Publishing a static website should be simple, fast, and predictable. Yet in many tools, you still have to deal with multiple steps: build processes, configuration, hosting, or integration with third-party services.

This complexity slows down publishing, even for very simple projects like landing pages, presentation pages, or small showcase websites.

In this article, we explain how Ekit Studio allows you to deploy a static website in 1 minute, with a direct workflow and no unnecessary configuration.

Why publishing a static website still takes too much time

In theory, a static website is one of the simplest things to publish. In practice, you often have to chain together multiple tools: editor, Git repository, build pipeline, hosting provider, domain configuration, and sometimes even a separate preview layer.

This setup is not necessarily a problem for experienced teams, but it creates unnecessary friction when the goal is simply to publish quickly.

The real issue is not the static website itself, but the accumulation of technical steps around deployment.

What a good static deployment workflow should provide

  • A project that is immediately ready to be published
  • A stable and predictable rendering before going live
  • A deployment triggered directly from the studio, without external configuration
  • A URL available immediately after publishing
  • A workflow simple enough to iterate very quickly

Video demo

In this short video, we walk how to deploy a static website in 1 minute with Ekit Studio.

How deployment works in Ekit Studio

The idea is intentionally simple: prepare your site in the studio, check the rendering, then launch the deployment by setting a custom domain name.

In a basic scenario, the workflow looks like this: create or open a project, review the page or template, trigger publication, and immediately get the live URL of your website.

That’s the key benefit: everything happens in the same environment from start to finish, without jumping between multiple services to accomplish something that should remain simple.

Why it can actually take one minute

When your project is already structured and the rendering is ready, the time to go live becomes extremely short because there is no additional technical chain to assemble.

The time savings don’t come from a marketing promise, but from removing the usual friction: no infrastructure configuration, no fragmented deployment steps, and no dependency on multiple interfaces.

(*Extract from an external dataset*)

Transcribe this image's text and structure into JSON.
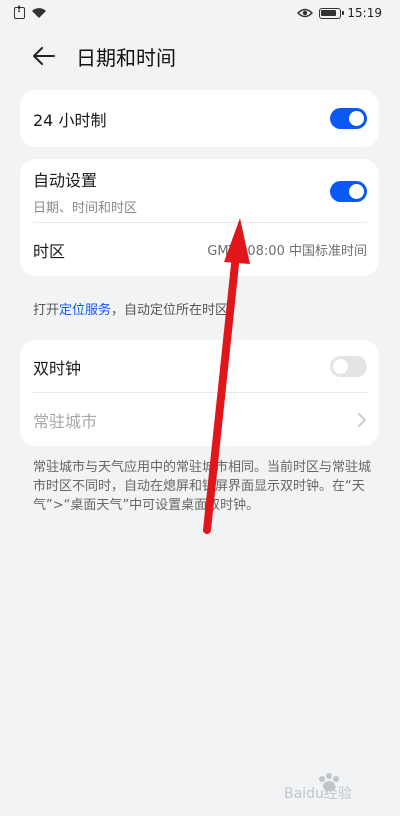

In other words, speed comes from the workflow itself: editing, preview, and publishing are all combined in a single tool.

How Ekit Studio simplifies this workflow

Ekit Studio centralizes creation, structuring, and publishing in a single environment.

Instead of relying on an external chain to deploy, the studio keeps a continuous flow between editing, preview, and going live.

This makes static website deployment much more accessible for prototypes, landing pages, product demos, or small sites that need to go live quickly.

When this type of deployment is especially useful

This workflow is particularly useful for marketing landing pages, product demos, temporary pages, client mini-sites, or MVPs that need to be visible quickly.

It is also ideal for fast iteration: update, republish, verify. The shorter the cycle, the easier it becomes to test ideas.

For many projects, the real value is not just publishing quickly once, but being able to republish without friction after every improvement.

What this approach does not try to do

The goal is not to replace advanced deployment workflows or complex infrastructure scenarios.

For highly specific architectures with strong DevOps constraints, a custom pipeline may still be relevant.

But for a large number of real-world use cases, especially when speed is the priority, simplifying is often more valuable than adding another technical layer.

Deploying a static website should not require more effort than building the site itself.

When publishing is integrated into the tool, going live becomes a natural, fast, and repeatable step. That’s exactly the idea behind this Ekit Studio demonstration.

Discussion

  • In your current workflow, what takes the most time before a static website goes live?
  • Do you prefer an integrated deployment inside the studio or a separate toolchain?
  • For your projects, is the priority simplicity, speed, or full infrastructure control?